As concerned the claim against the Kingdom of Saudi Arabia, the Court had to decide whether it could be said that at the time Mr Jones’ claim had been struck out (in 2006) there was, in public international law, an exception to the doctrine of State immunity in civil proceedings where allegations of torture had been made against that State. The Court considered whether there had been an evolution in accepted international standards on immunity in such torture claims lodged against a State since Al-Adsani. For the Court, the conclusive answer to that question was given by the judgment of the International Court of Justice (ICJ) in February 2012 in the case of Germany v. Italy, where the ICJ had rejected the argument that a torture exception to the doctrine of State immunity had by then emerged. The Court therefore concluded that the UK courts’ reliance on State immunity to defeat Mr Jones’ civil action against Saudi Arabia had not amounted to an unjustified restriction on his access to court. Therefore there had been no violation of Article 6 § 1 as concerned the striking out of Mr Jones’ complaint against Saudi Arabia.
As concerned the claims against the State officials, again the sole matter for consideration was whether the grant of immunity to the State officials reflected generally recognised rules of public international law on State immunity. The Court was of the view, after an analysis of national and international case-law and materials, that State immunity in principle offered State officials protection in respect of acts undertaken on behalf of the State in the same way as it protected the State itself; otherwise, State immunity could be circumvented by the suing of named individuals. It then turned to consider whether there was an exception to this general rule in cases where torture was alleged. It reviewed the position in international law and examined international and national case-law. It noted that there was some emerging support at the international level in favour of a special rule or exception in public international law in cases concerning civil claims for torture lodged against foreign State officials. However, it concluded that the weight of authority was still to the effect that the State’s right to immunity could not be circumvented by suing named officials instead, although it added that further developments could be expected. The House of Lords in the applicants’ case had carefully examined all the arguments and the relevant international and comparative law materials and issued a comprehensive judgment with extensive references. That judgment had been found to be highly persuasive by the national courts of other States.

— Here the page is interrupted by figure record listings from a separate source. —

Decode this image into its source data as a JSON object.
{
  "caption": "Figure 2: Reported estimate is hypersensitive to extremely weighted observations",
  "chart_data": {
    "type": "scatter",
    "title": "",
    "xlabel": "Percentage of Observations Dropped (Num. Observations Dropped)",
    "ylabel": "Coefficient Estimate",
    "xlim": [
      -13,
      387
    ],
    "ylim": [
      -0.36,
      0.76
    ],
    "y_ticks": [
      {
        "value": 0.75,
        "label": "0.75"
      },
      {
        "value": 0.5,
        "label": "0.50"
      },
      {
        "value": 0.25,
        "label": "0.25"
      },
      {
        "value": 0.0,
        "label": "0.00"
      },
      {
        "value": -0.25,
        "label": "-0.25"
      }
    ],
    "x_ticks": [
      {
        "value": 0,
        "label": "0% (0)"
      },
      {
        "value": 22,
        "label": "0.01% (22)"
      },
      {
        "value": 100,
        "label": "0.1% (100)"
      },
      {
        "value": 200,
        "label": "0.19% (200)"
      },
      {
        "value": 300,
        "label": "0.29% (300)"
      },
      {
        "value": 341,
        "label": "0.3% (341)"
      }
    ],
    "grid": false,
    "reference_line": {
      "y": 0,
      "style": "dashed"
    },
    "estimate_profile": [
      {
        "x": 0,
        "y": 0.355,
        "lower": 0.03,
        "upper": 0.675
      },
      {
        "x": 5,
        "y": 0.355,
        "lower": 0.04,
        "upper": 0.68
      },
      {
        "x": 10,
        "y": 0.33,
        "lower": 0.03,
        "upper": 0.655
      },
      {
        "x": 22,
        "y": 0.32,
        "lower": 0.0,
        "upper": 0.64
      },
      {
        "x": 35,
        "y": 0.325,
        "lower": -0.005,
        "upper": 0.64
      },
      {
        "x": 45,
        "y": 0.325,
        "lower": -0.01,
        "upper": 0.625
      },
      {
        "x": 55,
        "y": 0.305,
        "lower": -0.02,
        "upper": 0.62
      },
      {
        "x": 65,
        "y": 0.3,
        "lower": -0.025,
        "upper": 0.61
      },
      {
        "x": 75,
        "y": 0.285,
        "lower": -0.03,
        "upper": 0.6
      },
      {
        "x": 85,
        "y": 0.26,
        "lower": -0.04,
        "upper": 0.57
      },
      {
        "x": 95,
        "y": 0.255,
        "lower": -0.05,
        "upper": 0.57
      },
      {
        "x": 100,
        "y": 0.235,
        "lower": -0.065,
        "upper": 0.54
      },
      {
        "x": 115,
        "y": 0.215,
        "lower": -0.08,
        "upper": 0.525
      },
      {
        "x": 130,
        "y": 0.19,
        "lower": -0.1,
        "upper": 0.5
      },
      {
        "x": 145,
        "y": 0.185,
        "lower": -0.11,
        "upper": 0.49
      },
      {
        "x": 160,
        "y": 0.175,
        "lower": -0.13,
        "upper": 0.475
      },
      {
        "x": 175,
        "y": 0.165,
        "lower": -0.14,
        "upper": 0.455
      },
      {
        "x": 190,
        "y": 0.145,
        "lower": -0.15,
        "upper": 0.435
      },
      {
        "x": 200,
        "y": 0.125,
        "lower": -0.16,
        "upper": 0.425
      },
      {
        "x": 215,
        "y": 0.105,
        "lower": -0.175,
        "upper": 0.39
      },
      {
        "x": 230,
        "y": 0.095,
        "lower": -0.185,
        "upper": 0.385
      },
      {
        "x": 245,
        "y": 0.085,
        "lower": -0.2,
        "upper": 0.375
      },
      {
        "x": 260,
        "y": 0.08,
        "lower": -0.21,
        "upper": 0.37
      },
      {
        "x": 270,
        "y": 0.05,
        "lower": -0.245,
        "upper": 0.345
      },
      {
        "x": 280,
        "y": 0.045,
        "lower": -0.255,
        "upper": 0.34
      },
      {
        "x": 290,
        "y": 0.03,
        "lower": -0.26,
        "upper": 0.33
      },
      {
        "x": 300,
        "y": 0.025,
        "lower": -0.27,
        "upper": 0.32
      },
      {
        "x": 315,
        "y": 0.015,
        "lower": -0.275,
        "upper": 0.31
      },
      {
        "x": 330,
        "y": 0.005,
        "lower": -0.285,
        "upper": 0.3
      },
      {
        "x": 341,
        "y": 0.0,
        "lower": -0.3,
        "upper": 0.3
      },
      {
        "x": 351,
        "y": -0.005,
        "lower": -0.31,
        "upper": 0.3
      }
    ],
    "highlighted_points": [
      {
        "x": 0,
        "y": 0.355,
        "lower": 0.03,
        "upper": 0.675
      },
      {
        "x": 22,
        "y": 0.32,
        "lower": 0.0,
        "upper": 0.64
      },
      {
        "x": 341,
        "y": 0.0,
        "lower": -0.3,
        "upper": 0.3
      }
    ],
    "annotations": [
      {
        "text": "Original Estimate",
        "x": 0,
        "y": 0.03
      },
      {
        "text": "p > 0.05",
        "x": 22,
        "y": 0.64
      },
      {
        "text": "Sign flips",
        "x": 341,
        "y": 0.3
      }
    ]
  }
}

The Court was therefore satisfied that the granting of immunity to State Officials in the applicants’ civil cases had reflected generally recognised current rules of public international law and had not therefore amounted to an unjustified restriction on their access to court. Accordingly, there had been no violation of Article 6 § 1 as regards the applicants’ claims against named State officials. However, in light of the developments underway in this area of public international law, it added that this was a matter which needed to be kept under review by Contracting States.